Building on the efforts of the Spanish Presidency, the Belgians were able to win approval for the new European diplomatic service. And in October, Belgium forged a compromise on staffing, finances and the 2010 budget. That cleared the way for EU foreign affairs chief Catherine Ashton to appoint her managerial team, which formally began operations on 1 December.
With regard to enlarging the EU, the Belgian Presidency set out to be an "honest broker".
In July, accession negotiations were officially opened with Iceland. With Croatia, negotiations began in five key areas and concluded in five others. And talks with Serbia entered a new phase because Belgium had to drop its previous opposition, which put pressure on the Netherlands to cave in.

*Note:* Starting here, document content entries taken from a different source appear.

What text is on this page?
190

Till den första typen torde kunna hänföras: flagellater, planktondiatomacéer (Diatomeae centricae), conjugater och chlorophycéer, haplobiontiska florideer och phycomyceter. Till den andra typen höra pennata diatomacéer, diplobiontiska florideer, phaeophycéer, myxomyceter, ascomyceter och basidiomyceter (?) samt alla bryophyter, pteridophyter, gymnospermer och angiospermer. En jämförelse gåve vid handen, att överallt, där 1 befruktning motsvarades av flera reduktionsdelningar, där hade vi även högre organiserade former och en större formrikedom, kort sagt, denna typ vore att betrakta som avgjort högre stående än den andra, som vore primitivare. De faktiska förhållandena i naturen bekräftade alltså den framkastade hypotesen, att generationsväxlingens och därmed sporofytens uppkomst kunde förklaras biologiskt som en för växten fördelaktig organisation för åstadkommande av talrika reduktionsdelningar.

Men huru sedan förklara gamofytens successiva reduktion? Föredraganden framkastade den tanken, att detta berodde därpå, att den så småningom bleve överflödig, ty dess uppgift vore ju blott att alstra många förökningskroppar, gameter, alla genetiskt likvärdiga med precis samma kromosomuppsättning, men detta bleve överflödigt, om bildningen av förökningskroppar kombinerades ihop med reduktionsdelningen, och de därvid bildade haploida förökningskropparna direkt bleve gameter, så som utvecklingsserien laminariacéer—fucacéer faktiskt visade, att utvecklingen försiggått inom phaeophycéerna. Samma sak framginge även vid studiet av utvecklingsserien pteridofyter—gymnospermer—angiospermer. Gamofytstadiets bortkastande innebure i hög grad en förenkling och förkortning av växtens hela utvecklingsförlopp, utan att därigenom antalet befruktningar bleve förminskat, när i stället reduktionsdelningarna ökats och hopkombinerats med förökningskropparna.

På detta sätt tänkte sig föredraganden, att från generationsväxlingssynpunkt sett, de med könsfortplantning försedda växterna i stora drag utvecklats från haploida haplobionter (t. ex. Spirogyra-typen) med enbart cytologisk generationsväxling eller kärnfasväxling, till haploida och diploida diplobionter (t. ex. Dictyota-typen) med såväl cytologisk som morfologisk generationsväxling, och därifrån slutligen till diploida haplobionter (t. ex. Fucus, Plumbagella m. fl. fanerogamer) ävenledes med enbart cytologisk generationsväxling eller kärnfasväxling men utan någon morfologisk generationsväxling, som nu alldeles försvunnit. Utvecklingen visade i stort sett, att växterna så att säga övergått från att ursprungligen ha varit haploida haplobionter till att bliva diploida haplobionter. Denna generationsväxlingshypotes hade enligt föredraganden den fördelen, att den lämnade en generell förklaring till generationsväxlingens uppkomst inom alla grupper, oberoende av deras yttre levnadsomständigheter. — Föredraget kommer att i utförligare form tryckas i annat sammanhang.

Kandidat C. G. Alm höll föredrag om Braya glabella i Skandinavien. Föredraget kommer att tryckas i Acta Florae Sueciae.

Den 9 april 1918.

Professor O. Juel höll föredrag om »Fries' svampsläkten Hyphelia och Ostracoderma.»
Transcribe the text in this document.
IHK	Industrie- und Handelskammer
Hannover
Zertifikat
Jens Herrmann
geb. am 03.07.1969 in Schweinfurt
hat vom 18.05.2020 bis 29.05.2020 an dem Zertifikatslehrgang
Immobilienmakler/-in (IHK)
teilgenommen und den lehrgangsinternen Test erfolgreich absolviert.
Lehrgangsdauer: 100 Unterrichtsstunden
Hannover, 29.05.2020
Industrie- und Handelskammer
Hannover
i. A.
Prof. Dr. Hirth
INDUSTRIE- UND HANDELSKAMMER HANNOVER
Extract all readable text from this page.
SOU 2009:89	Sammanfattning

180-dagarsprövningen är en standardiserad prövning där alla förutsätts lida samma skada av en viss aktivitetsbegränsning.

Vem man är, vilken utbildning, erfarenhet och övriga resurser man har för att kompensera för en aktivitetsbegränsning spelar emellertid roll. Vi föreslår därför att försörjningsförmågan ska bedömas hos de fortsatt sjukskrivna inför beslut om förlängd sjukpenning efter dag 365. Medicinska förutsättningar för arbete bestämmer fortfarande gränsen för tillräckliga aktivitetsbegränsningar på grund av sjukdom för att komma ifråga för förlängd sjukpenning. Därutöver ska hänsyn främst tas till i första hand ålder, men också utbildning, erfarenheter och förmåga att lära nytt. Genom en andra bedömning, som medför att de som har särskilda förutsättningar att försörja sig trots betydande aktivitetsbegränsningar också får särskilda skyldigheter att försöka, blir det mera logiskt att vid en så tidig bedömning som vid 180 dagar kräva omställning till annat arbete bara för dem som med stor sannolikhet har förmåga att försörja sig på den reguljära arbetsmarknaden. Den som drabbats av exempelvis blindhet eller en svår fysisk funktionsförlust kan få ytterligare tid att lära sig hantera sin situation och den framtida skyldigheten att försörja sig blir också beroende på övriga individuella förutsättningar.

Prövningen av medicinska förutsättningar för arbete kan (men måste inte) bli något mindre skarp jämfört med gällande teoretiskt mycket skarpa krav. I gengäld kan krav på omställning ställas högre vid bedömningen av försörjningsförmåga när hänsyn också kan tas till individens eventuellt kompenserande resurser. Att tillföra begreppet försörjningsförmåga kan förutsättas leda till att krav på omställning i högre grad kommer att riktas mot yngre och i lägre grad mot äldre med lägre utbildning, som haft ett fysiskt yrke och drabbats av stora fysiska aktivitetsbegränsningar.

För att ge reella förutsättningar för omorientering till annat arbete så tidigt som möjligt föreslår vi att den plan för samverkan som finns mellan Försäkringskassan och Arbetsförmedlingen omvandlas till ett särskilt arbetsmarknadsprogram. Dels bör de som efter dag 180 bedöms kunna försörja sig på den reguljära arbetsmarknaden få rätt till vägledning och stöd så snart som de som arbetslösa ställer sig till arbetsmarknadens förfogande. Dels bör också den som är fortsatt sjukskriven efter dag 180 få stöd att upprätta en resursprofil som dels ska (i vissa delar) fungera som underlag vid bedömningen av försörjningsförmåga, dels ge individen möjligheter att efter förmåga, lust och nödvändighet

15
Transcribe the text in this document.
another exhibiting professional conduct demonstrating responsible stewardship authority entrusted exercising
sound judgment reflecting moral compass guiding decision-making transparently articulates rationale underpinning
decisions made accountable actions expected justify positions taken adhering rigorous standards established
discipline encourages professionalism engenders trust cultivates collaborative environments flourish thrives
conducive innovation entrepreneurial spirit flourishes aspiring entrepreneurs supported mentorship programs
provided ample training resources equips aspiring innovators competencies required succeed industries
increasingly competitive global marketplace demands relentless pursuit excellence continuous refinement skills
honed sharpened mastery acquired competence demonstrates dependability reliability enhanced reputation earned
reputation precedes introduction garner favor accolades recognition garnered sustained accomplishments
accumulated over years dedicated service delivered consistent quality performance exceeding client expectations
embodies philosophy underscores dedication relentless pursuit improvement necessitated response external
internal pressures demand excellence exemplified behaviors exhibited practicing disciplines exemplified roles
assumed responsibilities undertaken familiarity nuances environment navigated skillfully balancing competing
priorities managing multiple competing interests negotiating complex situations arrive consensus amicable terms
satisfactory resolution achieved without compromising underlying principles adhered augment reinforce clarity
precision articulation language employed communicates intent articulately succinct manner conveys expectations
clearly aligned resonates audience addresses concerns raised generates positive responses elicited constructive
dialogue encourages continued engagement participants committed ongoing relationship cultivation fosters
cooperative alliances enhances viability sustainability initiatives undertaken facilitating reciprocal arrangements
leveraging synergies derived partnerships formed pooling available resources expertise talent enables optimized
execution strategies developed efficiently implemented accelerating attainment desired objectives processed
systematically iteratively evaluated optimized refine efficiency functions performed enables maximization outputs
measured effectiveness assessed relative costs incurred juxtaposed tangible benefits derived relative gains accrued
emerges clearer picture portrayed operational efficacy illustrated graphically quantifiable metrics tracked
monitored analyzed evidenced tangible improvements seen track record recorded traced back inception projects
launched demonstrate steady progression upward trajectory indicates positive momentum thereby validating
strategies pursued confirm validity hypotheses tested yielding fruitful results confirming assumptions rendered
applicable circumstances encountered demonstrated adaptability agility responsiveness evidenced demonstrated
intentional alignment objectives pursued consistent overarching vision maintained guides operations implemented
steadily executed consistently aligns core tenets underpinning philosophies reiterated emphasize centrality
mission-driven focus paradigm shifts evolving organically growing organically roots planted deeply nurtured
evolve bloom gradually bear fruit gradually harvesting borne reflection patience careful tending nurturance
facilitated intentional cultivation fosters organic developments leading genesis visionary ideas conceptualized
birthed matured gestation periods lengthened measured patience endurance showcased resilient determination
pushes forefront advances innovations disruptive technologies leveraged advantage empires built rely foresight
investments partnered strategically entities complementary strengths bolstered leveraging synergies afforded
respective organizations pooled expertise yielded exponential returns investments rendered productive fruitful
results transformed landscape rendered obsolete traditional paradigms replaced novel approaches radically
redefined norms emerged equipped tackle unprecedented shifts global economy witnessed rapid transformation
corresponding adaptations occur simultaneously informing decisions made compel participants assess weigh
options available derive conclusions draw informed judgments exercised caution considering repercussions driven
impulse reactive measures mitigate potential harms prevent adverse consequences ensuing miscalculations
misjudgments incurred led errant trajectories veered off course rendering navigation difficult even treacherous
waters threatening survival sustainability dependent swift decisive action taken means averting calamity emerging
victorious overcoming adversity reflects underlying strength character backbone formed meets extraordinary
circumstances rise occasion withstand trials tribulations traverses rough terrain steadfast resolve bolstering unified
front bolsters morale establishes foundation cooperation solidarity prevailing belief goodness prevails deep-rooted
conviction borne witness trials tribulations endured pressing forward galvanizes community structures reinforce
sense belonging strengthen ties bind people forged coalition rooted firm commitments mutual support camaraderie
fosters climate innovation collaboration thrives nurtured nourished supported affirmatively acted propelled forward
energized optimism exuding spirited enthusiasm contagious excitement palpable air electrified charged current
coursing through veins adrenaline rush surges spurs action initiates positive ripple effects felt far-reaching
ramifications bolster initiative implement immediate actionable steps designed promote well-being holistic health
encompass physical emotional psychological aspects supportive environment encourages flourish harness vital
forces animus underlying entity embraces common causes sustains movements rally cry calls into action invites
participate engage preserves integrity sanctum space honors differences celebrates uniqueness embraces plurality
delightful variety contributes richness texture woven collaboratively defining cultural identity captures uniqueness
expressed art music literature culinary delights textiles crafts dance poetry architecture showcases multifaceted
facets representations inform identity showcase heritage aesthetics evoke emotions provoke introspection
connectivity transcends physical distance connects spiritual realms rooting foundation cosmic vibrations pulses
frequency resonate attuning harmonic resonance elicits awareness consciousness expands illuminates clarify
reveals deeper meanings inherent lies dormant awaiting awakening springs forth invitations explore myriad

The Belgians had hoped to start discussions with Turkey on competition issues, but there was no progress on Turkey's bid to join the EU and talks set for 22 December were cancelled.
Steven Vanackere, Belgium's foreign minister, told European Voice that Turkey's implementation of new competition rules was "a bit too slow".
In trade relations, the EU agreed in September to sign a tax-free pact with South Korea and to grant Pakistan trade concessions after destructive flooding.
EU officials say the agreement – the most ambitious ever concluded by the Union – will create about 19 billion euros of new exports for EU producers. Combined EU-South Korea trade in goods totalled about €53 billion in 2009, according to EU figures.
Despite opposition behind the scenes, plans to let Europeans seek medical treatment in other countries in the 27-country bloc surged forward in December when EU countries gave the dossier their stamp of approval.
The new rules would help retirees living abroad, people with rare diseases and those living near borders to get the best health care. Currently, only about 1%, or €10 billion, of public health budgets are spent on cross-border health care per year, although that figure could rise with standardised rules for authorisation and reimbursement.
The deal, reached at ambassador level (Coreper), paved the way for a vote in the European Parliament on 19 January and meant that the Cross-border Health Care Directive could be in force as early as 2013.
On the environment, the Belgians struck a compromise in October to let member states increase road tolls for trucks laden with goods or materials because they burn more fuel and increase pollution. Negotiations on the so-called Eurovignette Directive had been stalled for two years, but the changes drew plenty of fire.
The freight sector denounced the additional taxes, saying it would only increase prices for products shipped by truck, while the Greens criticised the deal for making too many concessions to businesses.
Among other environmental achievements were new rules on toxic chemicals in electric devices. A revised version of the Restrictions on Hazardous Substances (RoHS) Directive left little room for exemptions and listed a number of new substances for more scientific scrutiny.